Bazen emekli olacağını, çok yorulduğunu söylemesine rağmen işine her zaman bir başka asılıyor ve her şeye yeniden devam ediyor. Her gün başka bir değişiklik yapıyor tezgâhında. Bazen da tatlı sert müşteriye kızıyor, malını seçtirirken. Onun bağırması veya sinirlenmesine kimse aldırış etmiyor. Bir nevi alıcıya malını almaya motive eder gibi bir şey sanki…
Başlangıçta çok şikâyet eden olmasına rağmen neredeyse beş yıldır burada. Kimseden torpili olduğunu sanmıyorum. Çünkü ciddi uğraşlar veren oldu bu yerde satış yapmaması için marketler gibi. Bazen marketleri eleştiriyor malını satmayı bilmediğini söyleyerek. Haklıda belki. Çığ gibi büyüyen market zincirleri asgari ücretten 12 saat çalıştırdıkları gençlere nasıl bir satma heyecanı verebilir ki… Parası az, çalışma süresi uzun, izin de doğal olarak ona göre! Müşteriye güler yüzle değil de, öldürecekmiş gibi bakar hale geliyorlar zamanla. Bu yüzden sıkça rotasyona uğruyorlar.

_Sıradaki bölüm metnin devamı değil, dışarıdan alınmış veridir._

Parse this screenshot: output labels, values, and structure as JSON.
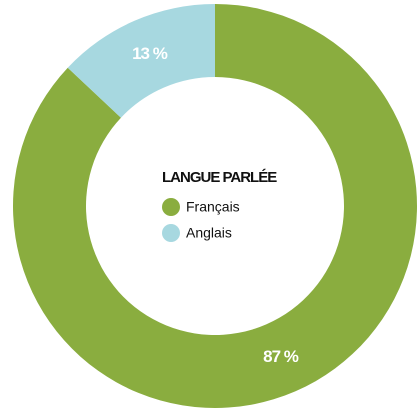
{
  "chart_data": {
    "type": "donut",
    "legend_title": "LANGUE PARLÉE",
    "categories": [
      "Français",
      "Anglais"
    ],
    "values": [
      87,
      13
    ],
    "value_labels": [
      "87 %",
      "13 %"
    ],
    "colors": [
      "#8aad3f",
      "#a7d8e0"
    ]
  }
}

Küçük ticaret erbabının bittiği, iflas ettiği, evini geçindiremediği günümüzde kartelleri kıskandıracak bir örnekle hala ayakta kalabiliyor ve çalışıyor Pala Yaşar. Eğer bu mahallede yaşarsam ve hala hayatta kalırsam nerelere kadar büyüyeceğini merak ediyorum doğrusu. Her önünden geçerken, hayatın basitliği içinde fark edilmeyen Yaşar, Sabancı gibilerin büyüdüğü modelle ticaret hacmini büyütmeye devam ediyor. Üstelik çok yakınında iki market olmasına rağmendir bu. Ben çok şaşkınım… Sanırım şaşırmaya da devam edeceğim.

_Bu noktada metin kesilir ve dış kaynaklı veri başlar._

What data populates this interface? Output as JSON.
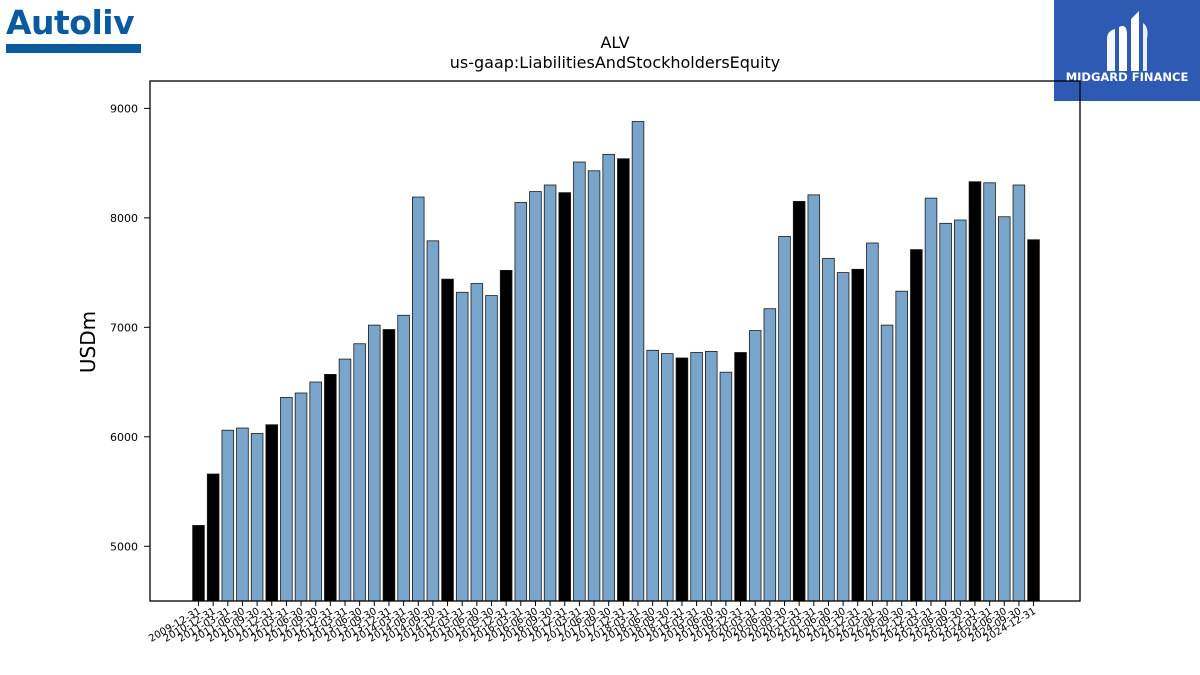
{
  "brand": {
    "company_logo_text": "Autoliv",
    "company_color": "#0a5aa0",
    "publisher_logo_text": "MIDGARD FINANCE",
    "publisher_color": "#2f5ab4"
  },
  "chart_data": {
    "type": "bar",
    "title": "ALV",
    "subtitle": "us-gaap:LiabilitiesAndStockholdersEquity",
    "xlabel": "",
    "ylabel": "USDm",
    "ylim": [
      4500,
      9250
    ],
    "yticks": [
      5000,
      6000,
      7000,
      8000,
      9000
    ],
    "grid": false,
    "colors": {
      "quarter": "#7aa5cb",
      "year_end": "#000000",
      "edge": "#1a1a1a"
    },
    "categories": [
      "2009-12-31",
      "2010-12-31",
      "2011-03-31",
      "2011-06-30",
      "2011-09-30",
      "2011-12-31",
      "2012-03-31",
      "2012-06-30",
      "2012-09-30",
      "2012-12-31",
      "2013-03-31",
      "2013-06-30",
      "2013-09-30",
      "2013-12-31",
      "2014-03-31",
      "2014-06-30",
      "2014-09-30",
      "2014-12-31",
      "2015-03-31",
      "2015-06-30",
      "2015-09-30",
      "2015-12-31",
      "2016-03-31",
      "2016-06-30",
      "2016-09-30",
      "2016-12-31",
      "2017-03-31",
      "2017-06-30",
      "2017-09-30",
      "2017-12-31",
      "2018-03-31",
      "2018-06-30",
      "2018-09-30",
      "2018-12-31",
      "2019-03-31",
      "2019-06-30",
      "2019-09-30",
      "2019-12-31",
      "2020-03-31",
      "2020-06-30",
      "2020-09-30",
      "2020-12-31",
      "2021-03-31",
      "2021-06-30",
      "2021-09-30",
      "2021-12-31",
      "2022-03-31",
      "2022-06-30",
      "2022-09-30",
      "2022-12-31",
      "2023-03-31",
      "2023-06-30",
      "2023-09-30",
      "2023-12-31",
      "2024-03-31",
      "2024-06-30",
      "2024-09-30",
      "2024-12-31"
    ],
    "values": [
      5190,
      5660,
      6060,
      6080,
      6030,
      6110,
      6360,
      6400,
      6500,
      6570,
      6710,
      6850,
      7020,
      6980,
      7110,
      8190,
      7790,
      7440,
      7320,
      7400,
      7290,
      7520,
      8140,
      8240,
      8300,
      8230,
      8510,
      8430,
      8580,
      8540,
      8880,
      6790,
      6760,
      6720,
      6770,
      6780,
      6590,
      6770,
      6970,
      7170,
      7830,
      8150,
      8210,
      7630,
      7500,
      7530,
      7770,
      7020,
      7330,
      7710,
      8180,
      7950,
      7980,
      8330,
      8320,
      8010,
      8300,
      7800
    ],
    "year_end_flags": [
      true,
      true,
      false,
      false,
      false,
      true,
      false,
      false,
      false,
      true,
      false,
      false,
      false,
      true,
      false,
      false,
      false,
      true,
      false,
      false,
      false,
      true,
      false,
      false,
      false,
      true,
      false,
      false,
      false,
      true,
      false,
      false,
      false,
      true,
      false,
      false,
      false,
      true,
      false,
      false,
      false,
      true,
      false,
      false,
      false,
      true,
      false,
      false,
      false,
      true,
      false,
      false,
      false,
      true,
      false,
      false,
      false,
      true
    ]
  }
}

Gençlerin geleceğini göremediği, umutsuzluğa kapıldığı, ilkokuldan beri dershanelerde terlediği bir hayatın içinde, belki de eğitimsiz Pala, hayatını kazanıyor ve büyüyor durmadan. Umutsuz olmayın gençler, hayata umutla ve ne istediğinizi bilerek girişin. Plan ve vizyonunuzu pozitif pencereden bakarak belirleyin. Önünüze 10 yıllık hedefler koyun. Bu ülkede yaşamınızı ikame etmek aslında zor değil, lütfen etrafınızda Pala gibilerini görmeye çalışın!
Saffet Kuramaz
YORUMLAR
saf şiir
Pala gibi daha nice küçük esnaflar var hayata tutunmaya çalışan. Onların ki para kazanmaktan ziyade yasamaya tutunma çabası. Çoğu zaman denk geldi mi mutlaka siz de bir şeyler alın ben alırim çoğu kere... Hayatın içinden dolu dolu bir öykü idi kutlarım Saffet kardeş selam ve dua ile...
saf şiir
Okuduk, duyumsadık ve hayallere odaklandık.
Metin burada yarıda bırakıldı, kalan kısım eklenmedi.